No final, cerca de 60 insurrectos haviam morrido e do lado das forças da ordem e dos civis a contagem era de 43 mortos e 19 feridos. Seguiram-se os julgamentos, onde mais de 200 amotinados foram levados a tribunal marcial. Houve 47 execuções, 64 penas de prisão perpétua para além de 73 outras penas de prisão, cujas mais ligeiras atingiam os 7 anos. Sinal de outros tempos noticiosos, uma notícia a dar conta do motim em Singapura era publicado no New York Times de 2 de Maio de 1915, dois meses e meio depois dos acontecimentos terem tido lugar.
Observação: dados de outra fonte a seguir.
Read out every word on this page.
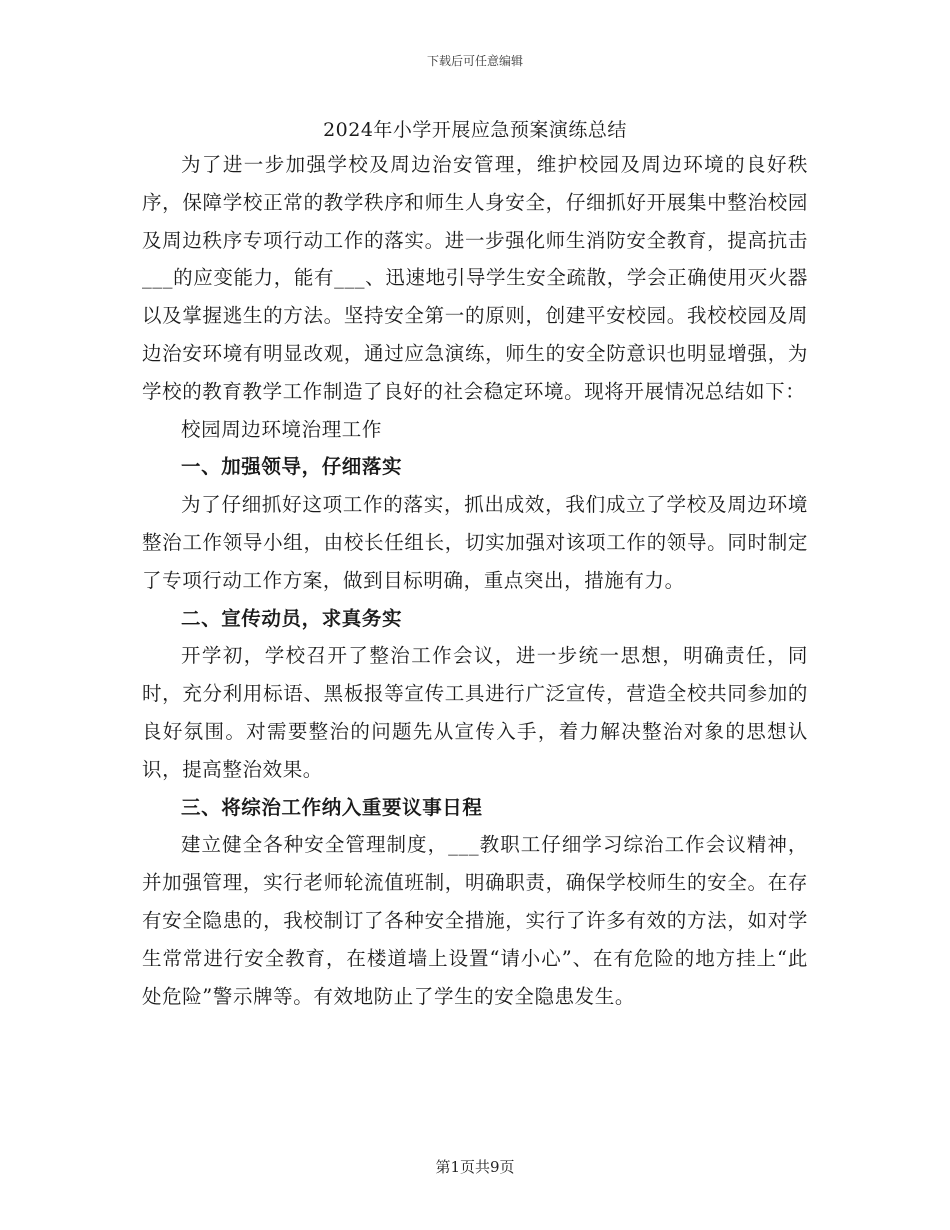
下载后可任意编辑
2024年小学开展应急预案演练总结

为了进一步加强学校及周边治安管理，维护校园及周边环境的良好秩序，保障学校正常的教学秩序和师生人身安全，仔细抓好开展集中整治校园及周边秩序专项行动工作的落实。进一步强化师生消防安全教育，提高抗击___的应变能力，能有___、迅速地引导学生安全疏散，学会正确使用灭火器以及掌握逃生的方法。坚持安全第一的原则，创建平安校园。我校校园及周边治安环境有明显改观，通过应急演练，师生的安全防意识也明显增强，为学校的教育教学工作制造了良好的社会稳定环境。现将开展情况总结如下：

校园周边环境治理工作

一、加强领导，仔细落实

为了仔细抓好这项工作的落实，抓出成效，我们成立了学校及周边环境整治工作领导小组，由校长任组长，切实加强对该项工作的领导。同时制定了专项行动工作方案，做到目标明确，重点突出，措施有力。

二、宣传动员，求真务实

开学初，学校召开了整治工作会议，进一步统一思想，明确责任，同时，充分利用标语、黑板报等宣传工具进行广泛宣传，营造全校共同参加的良好氛围。对需要整治的问题先从宣传入手，着力解决整治对象的思想认识，提高整治效果。

三、将综治工作纳入重要议事日程

建立健全各种安全管理制度，___教职工仔细学习综治工作会议精神，并加强管理，实行老师轮流值班制，明确职责，确保学校师生的安全。在存有安全隐患的，我校制订了各种安全措施，实行了许多有效的方法，如对学生常常进行安全教育，在楼道墙上设置“请小心”、在有危险的地方挂上“此处危险”警示牌等。有效地防止了学生的安全隐患发生。

第1页共9页
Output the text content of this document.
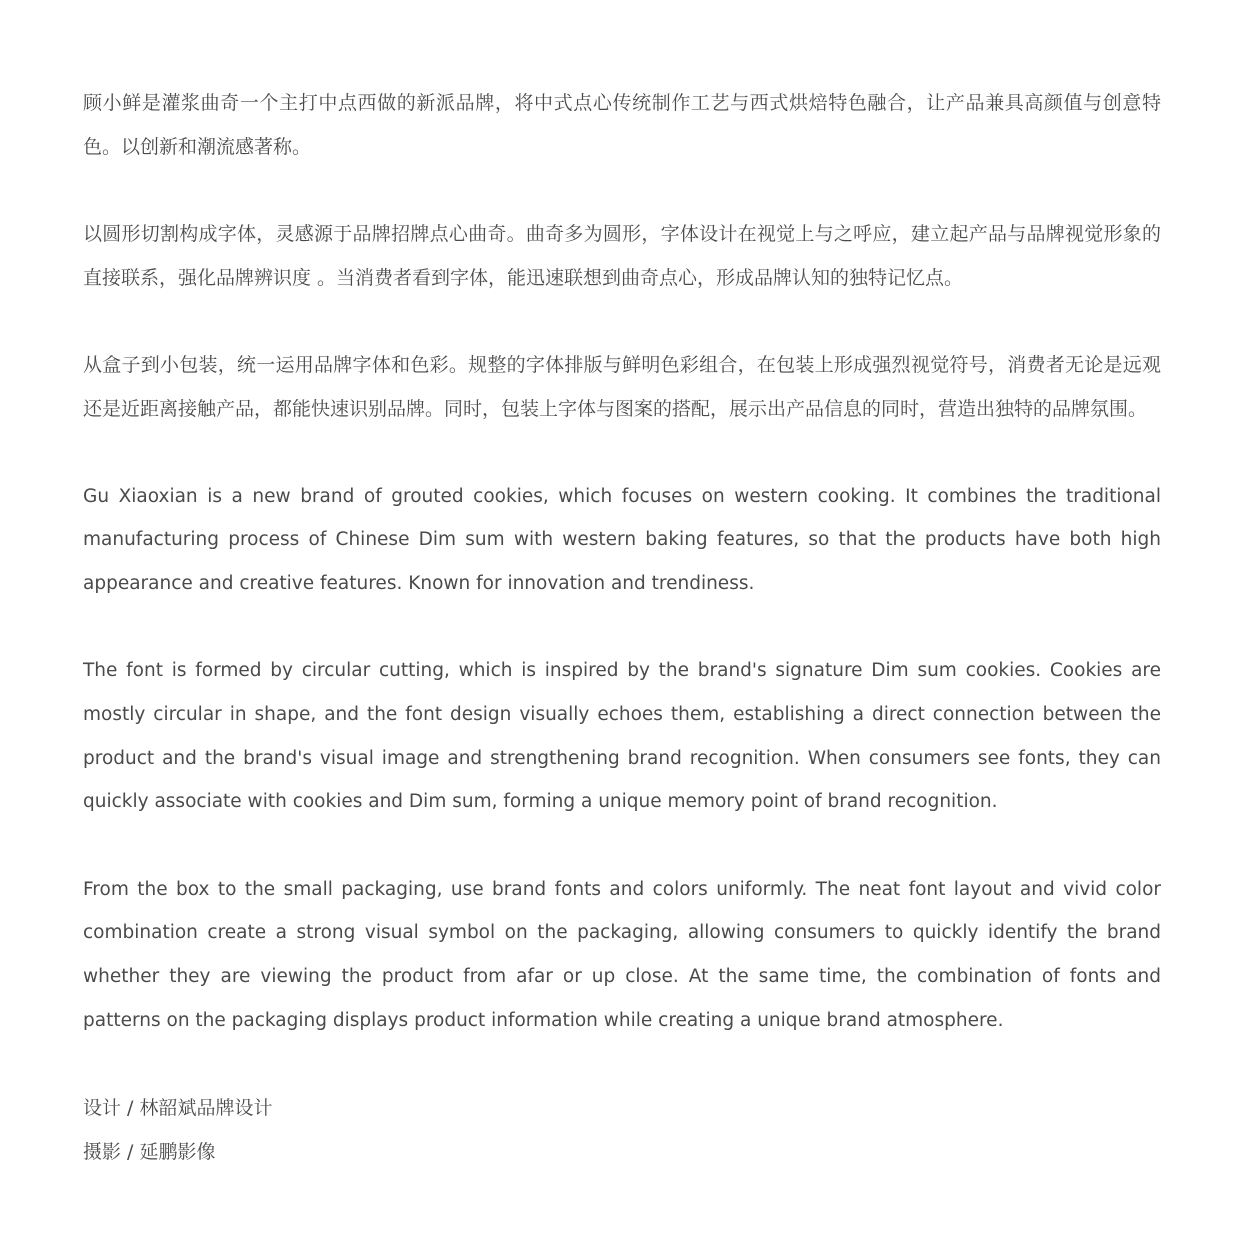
顾小鲜是灌浆曲奇一个主打中点西做的新派品牌，将中式点心传统制作工艺与西式烘焙特色融合，让产品兼具高颜值与创意特色。以创新和潮流感著称。

以圆形切割构成字体，灵感源于品牌招牌点心曲奇。曲奇多为圆形，字体设计在视觉上与之呼应，建立起产品与品牌视觉形象的直接联系，强化品牌辨识度 。当消费者看到字体，能迅速联想到曲奇点心，形成品牌认知的独特记忆点。

从盒子到小包装，统一运用品牌字体和色彩。规整的字体排版与鲜明色彩组合，在包装上形成强烈视觉符号，消费者无论是远观还是近距离接触产品，都能快速识别品牌。同时，包装上字体与图案的搭配，展示出产品信息的同时，营造出独特的品牌氛围。

Gu Xiaoxian is a new brand of grouted cookies, which focuses on western cooking. It combines the traditional manufacturing process of Chinese Dim sum with western baking features, so that the products have both high appearance and creative features. Known for innovation and trendiness.

The font is formed by circular cutting, which is inspired by the brand's signature Dim sum cookies. Cookies are mostly circular in shape, and the font design visually echoes them, establishing a direct connection between the product and the brand's visual image and strengthening brand recognition. When consumers see fonts, they can quickly associate with cookies and Dim sum, forming a unique memory point of brand recognition.

From the box to the small packaging, use brand fonts and colors uniformly. The neat font layout and vivid color combination create a strong visual symbol on the packaging, allowing consumers to quickly identify the brand whether they are viewing the product from afar or up close. At the same time, the combination of fonts and patterns on the packaging displays product information while creating a unique brand atmosphere.

设计 / 林韶斌品牌设计
摄影 / 延鹏影像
Os cerca de 600 homens que restavam do 5º de Infantaria Ligeira foram mobilizados em Julho desse mesmo ano para participar na invasão dos Camarões, então colónia alemã na África Ocidental. Em 1916 foram transferidos para Tanganica, que era outra colónia alemã mas na África Oriental. Em 1917 foram novamente transferidos, agora para guarnecer Adem, no Iémen, que, como Singapura, era outro porto estratégico do Império Britânico na encruzilhada entre o Oceano Índico e o Mar Vermelho com o Canal do Suez. Apesar desta honradíssima folha de serviços, a má reputação da unidade acabou por a condenar à extinção na reorganização do Exército da Índia Britânica que veio a ter lugar em 1922. O motim de há 99 anos pode ser ainda hoje discretamente evocado através de dois memoriais expostos à entrada do Victoria Memorial Hall.
¹ Uma franca maioria da população de Singapura tinha ascendência chinesa. Actualmente, ela cifra-se em cerda de ¾ de toda a população.